When you go snorkeling you swim on the water surface but keep your face underwater so you can do the sightseeing.  You have a snorkel to breathe while you keep your face under water, and you have a mask and fins. If you see something interesting down deeper, then you have to inhale, hold your breath, dive down, and then come back up and blow your snorkel, so that you can start breathing again through it. So that’s snorkeling with an element of free diving.   When you snorkel, you’re swimming mostly horizontally, with occasional free dives.

If you want to freedive deeper down, you need to put on weights on your belt to help you swim further down while holding your breath.  You can free dive like that to look at marine life, fish, corals, shipwrecks.  That’s how pearl hunters dive looking for mollusks and pears – very romantic.

When you train to free dive, there is a line with a weight at the bottom, and you go down along that line.  You can be attached to it with a lanyard.  If you are unattached, you still have to be orientated to the line, so that you are aware of the directions, know where the top and the bottom are, and don’t get confused or lost.  Once in the water and getting ready to dive, you do what’s called a “breathe up”, which is an art within itself and qigong comes in very handy there.  Breathing up is totally like meditation.  When you train, you want to achieve relaxation, optimal inhalation and higher carbon dioxide tolerance, because it is carbon dioxide that signals to your brain that you need to breathe.

So, you breathe up at the surface, then you take that one good inhale, and do your duck dive.  Think of a headstand in the water. Then you swim down towards the end of the line.  While you swim down, you will experience the increasing pressure, and you have to equalize your ears by squeezing your nose and gently creating pressure inside your ears. Sometimes you may want to equalize your mask, too.  Free divers usually wear very long fins that allow you to kick water less frequently and save the energy from that one breath that you are holding.  At the bottom, depending on your skills and comfort level you may look around, and then you turn around and come back up.  On the way back, you don’t need to equalize.  In training, you have to pace yourself and work within your comfort zone.

CC:  Thank you for explaining.  Maybe someday I will give it a try.  Let’s go back to when you began your freediving in the ocean with your son and your teachers.  You felt that it should not be hard.

YG:  I actually thought it would be easy for me. I’m used to going under water doing scuba, and I know and teach meditation and breathing techniques.

CC:  Now the connection between scuba, meditation and free diving is becoming clearer.  This is fascinating. How does meditation skill help in freediving?

YG:  In order to dive and swim down and back up on one breath, you have to be both very relaxed and very focused. Otherwise, that one breath will not last much.  Your muscles and brain use a lot of energy and would use up the oxygen from that one breath faster, if you’re not relaxed physically, emotionally, and mentally.

CC:  Yes. So, obviously if you’re stressed out, worried, or panicked, you’re putting yourself in danger, you’re not going to do it as well.  You have to go past your worries and fears, even if you are very athletic or an excellent swimmer.

YG: Yes. Precisely. It feels like any negative emotion of thought could mess me up. I favor the freediving philosophy and approach based on relaxation. Enjoyment is part of the experience. Focus is absolutely required. You don’t want to make a mistake that’s why you have to be very focused, and there is no focus without relaxation, one must relax before one can truly focus. Joy makes everything so much better. The is a known freediving organization called the Molchanov’s Movement. They hold joy as one of the cornerstones of their philosophy.

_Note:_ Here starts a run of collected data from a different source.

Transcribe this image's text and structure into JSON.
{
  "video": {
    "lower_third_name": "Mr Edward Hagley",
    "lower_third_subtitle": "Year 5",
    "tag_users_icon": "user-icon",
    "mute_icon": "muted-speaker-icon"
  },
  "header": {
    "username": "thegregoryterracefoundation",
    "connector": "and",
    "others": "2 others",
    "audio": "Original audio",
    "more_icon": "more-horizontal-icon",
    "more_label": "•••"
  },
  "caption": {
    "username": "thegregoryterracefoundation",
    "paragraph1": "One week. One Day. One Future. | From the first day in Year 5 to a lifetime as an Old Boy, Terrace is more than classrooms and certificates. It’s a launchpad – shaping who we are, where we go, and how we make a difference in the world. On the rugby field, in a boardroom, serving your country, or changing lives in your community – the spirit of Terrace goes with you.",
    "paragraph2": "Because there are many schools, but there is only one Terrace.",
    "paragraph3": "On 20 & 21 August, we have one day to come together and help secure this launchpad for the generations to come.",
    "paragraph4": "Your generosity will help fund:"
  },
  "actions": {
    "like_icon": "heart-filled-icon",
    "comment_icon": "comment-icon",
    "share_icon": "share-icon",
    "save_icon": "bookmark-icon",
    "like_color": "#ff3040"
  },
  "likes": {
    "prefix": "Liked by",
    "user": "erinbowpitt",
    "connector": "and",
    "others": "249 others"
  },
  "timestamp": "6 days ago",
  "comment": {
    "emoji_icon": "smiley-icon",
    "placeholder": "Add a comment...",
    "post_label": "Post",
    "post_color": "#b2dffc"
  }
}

The movement is led by Alexey Mochanov. He is one of the best divers in the world. He’s Russian and his mom basically pioneered free diving in Russia. She was an excellent diver and so is her son, Alexey.

When I started the freediving PADI training in Bahamas, I thought that my experience with relaxation and breathing techniques would guarantee that I would do well holding my breath underwater. But it turned out that I didn’t want to hold my breath in discomfort, especially underwater. My brain blocked it. I was very disappointed in myself, of course, and during the initial pool training I could not get the required static 90 seconds underwater easily and static means that you don’t even swim, you float face down on the surface of the water. I was not able to pass this requirement until I was able to distract my brain from urging me out of the water to processing alternative stimuli like listening to the sounds and processing other thoughts.

CC: I know you passed the requirement. So, what helped you get past that block?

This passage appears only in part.